Эшлин вдруг поняла, что он очень похож на десятилетнего Филиппа, когда тот дуется. Сэм явно оскорбился. Вид ее смелого открытого платья поверг его в шок, но он не мог закатить ей сцену на глазах Джо и Марка. Вместо этого он расточал улыбки окружающим, а с нею обращался подчеркнуто холодно. Она терпеть не могла взрослых, которые ведут себя как избалованные дети.
«Прекрати, Эшлин, — строго сказала она себе. — Он очень милый, добрый, сексуальный и без ума от тебя. А ты можешь все испортить».
— Давай попросим их приготовить что-нибудь еще, салат, например? — умиротворяющим тоном предложила она.
— Давай! — Он обиженно засопел.
Эшлин потянулась за бутылкой белого вина, которую только что принесли к их столику, и наполнила бокал Сэма до краев. Когда он отпил половину, она вновь долила его. Если это поднимет ему настроение, то она готова подливать ему вино весь вечер. Точно так же она давала мальчишкам «Севен ап», когда они были маленькими, или калпол
[74]
, когда они болели.
— Не могли бы вы на скорую руку приготовить зеленый салат или что-нибудь в этом роде вместо двух холодных закусок? — обратилась Эшлин к официантке.
Когда та пообещала принести джентльмену салат из свежих овощей, Сэм даже не соизволил поблагодарить ее.

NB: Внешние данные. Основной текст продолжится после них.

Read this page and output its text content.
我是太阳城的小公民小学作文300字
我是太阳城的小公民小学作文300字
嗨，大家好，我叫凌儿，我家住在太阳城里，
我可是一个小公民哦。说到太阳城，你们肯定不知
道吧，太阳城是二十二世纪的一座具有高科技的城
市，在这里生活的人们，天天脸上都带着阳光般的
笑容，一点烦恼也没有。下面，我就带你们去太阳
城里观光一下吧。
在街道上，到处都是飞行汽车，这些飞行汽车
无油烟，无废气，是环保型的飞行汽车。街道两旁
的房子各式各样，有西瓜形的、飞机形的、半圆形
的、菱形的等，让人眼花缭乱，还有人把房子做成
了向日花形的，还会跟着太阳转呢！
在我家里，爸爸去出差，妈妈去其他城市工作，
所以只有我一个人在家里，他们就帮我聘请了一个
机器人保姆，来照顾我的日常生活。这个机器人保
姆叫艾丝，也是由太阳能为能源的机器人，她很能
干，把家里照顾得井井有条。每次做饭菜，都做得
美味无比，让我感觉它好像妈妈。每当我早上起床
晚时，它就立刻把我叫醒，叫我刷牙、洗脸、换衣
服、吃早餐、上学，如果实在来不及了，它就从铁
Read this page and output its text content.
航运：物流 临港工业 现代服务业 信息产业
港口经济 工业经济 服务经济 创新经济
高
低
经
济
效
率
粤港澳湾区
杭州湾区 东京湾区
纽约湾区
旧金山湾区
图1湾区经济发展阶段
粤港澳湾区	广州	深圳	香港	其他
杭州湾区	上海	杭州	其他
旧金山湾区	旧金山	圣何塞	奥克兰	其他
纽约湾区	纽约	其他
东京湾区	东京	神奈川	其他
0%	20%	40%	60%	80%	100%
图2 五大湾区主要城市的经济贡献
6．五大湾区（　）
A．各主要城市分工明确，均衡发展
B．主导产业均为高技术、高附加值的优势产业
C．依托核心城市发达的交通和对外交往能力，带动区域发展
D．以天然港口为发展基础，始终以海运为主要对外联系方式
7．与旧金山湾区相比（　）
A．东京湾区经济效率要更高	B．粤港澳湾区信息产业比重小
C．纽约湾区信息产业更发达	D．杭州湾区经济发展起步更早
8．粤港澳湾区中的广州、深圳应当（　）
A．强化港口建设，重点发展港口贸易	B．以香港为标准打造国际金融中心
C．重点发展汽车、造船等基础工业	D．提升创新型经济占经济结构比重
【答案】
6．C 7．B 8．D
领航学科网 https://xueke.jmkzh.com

Эшлин почувствовала, что терпение ее на исходе. Она не выносила грубости по отношению к официантам, барменам и другому обслуживающему персоналу. Такой подход буквально выводил ее из себя. Опустив взгляд, она вдруг поняла, что в клочья изорвала билет из гардеробной.
К десяти вечера с едой было покончено. Всего несколько человек доедали последние крошки профитролей
[75]
. Классическую музыку, звучавшую во время ужина, выключили, и женщина с микрофоном объявила, что вскоре начнется благотворительный аукцион.
— Затем мы разыграем в лотерею несколько замечательных призов, — сообщила она. — Главный выигрыш — путевка на двоих в Тунис. — Гости одобрительно захлопали в ладоши. — Билеты на участие в лотерее стоят пять фунтов каждый или двадцать пять фунтов — за шесть билетов сразу.
— Ой, тогда дайте мне сразу сотню, — едва слышно пробормотала Джо, обращаясь к Эшлин.
Вновь заиграла классическая музыка, и организаторы принялись курсировать между столиками, держа в руках стопки билетов и коробки с наличными.
— Так что ты мне собиралась рассказать о Ричарде, когда нас прервали? — шепотом поинтересовалась Эшлин у Джо.
— Он мне звонил, — прошептала та в ответ.
— Не может быть! — Эшлин была поражена до глубины души.
— Ш-ш, тише, — прошипела Джо. — Я еще не говорила об этом Марку.
— А почему ты не рассказала об этом мне? — возмутилась Эшлин. — И что он сказал?
Джо откинулась на спинку стула и несколько мгновений молчала.
— Извини. У меня вдруг закружилась голова, — сказала она. — Он вчера позвонил мне на работу и здорово меня расстроил. Мне не хотелось даже говорить об этом. Свинья. Дай мне меню, пожалуйста.
Эшлин протянула подруге меню, и Джо принялась обмахиваться им, как веером.
— Он хотел увидеться со мной. Просил прощения за то, что оставил меня, и сказал, что хочет попробовать начать все сначала.
— Ушам своим не верю, — ошеломленно протянула Эшлин.
— Вот и я тоже. Я сказала ему, чтобы он убирался к дьяволу, — с облегчением призналась Джо. — Должна заметить, — добавила она, и на губах ее заиграла торжествующая улыбка, — он был совершенно раздавлен, когда услышал мой ответ. Он искренне полагал, что я приму его с распростертыми объятиями, а когда я сказала ему: «Убирайся к дьяволу», он лишился дара речи.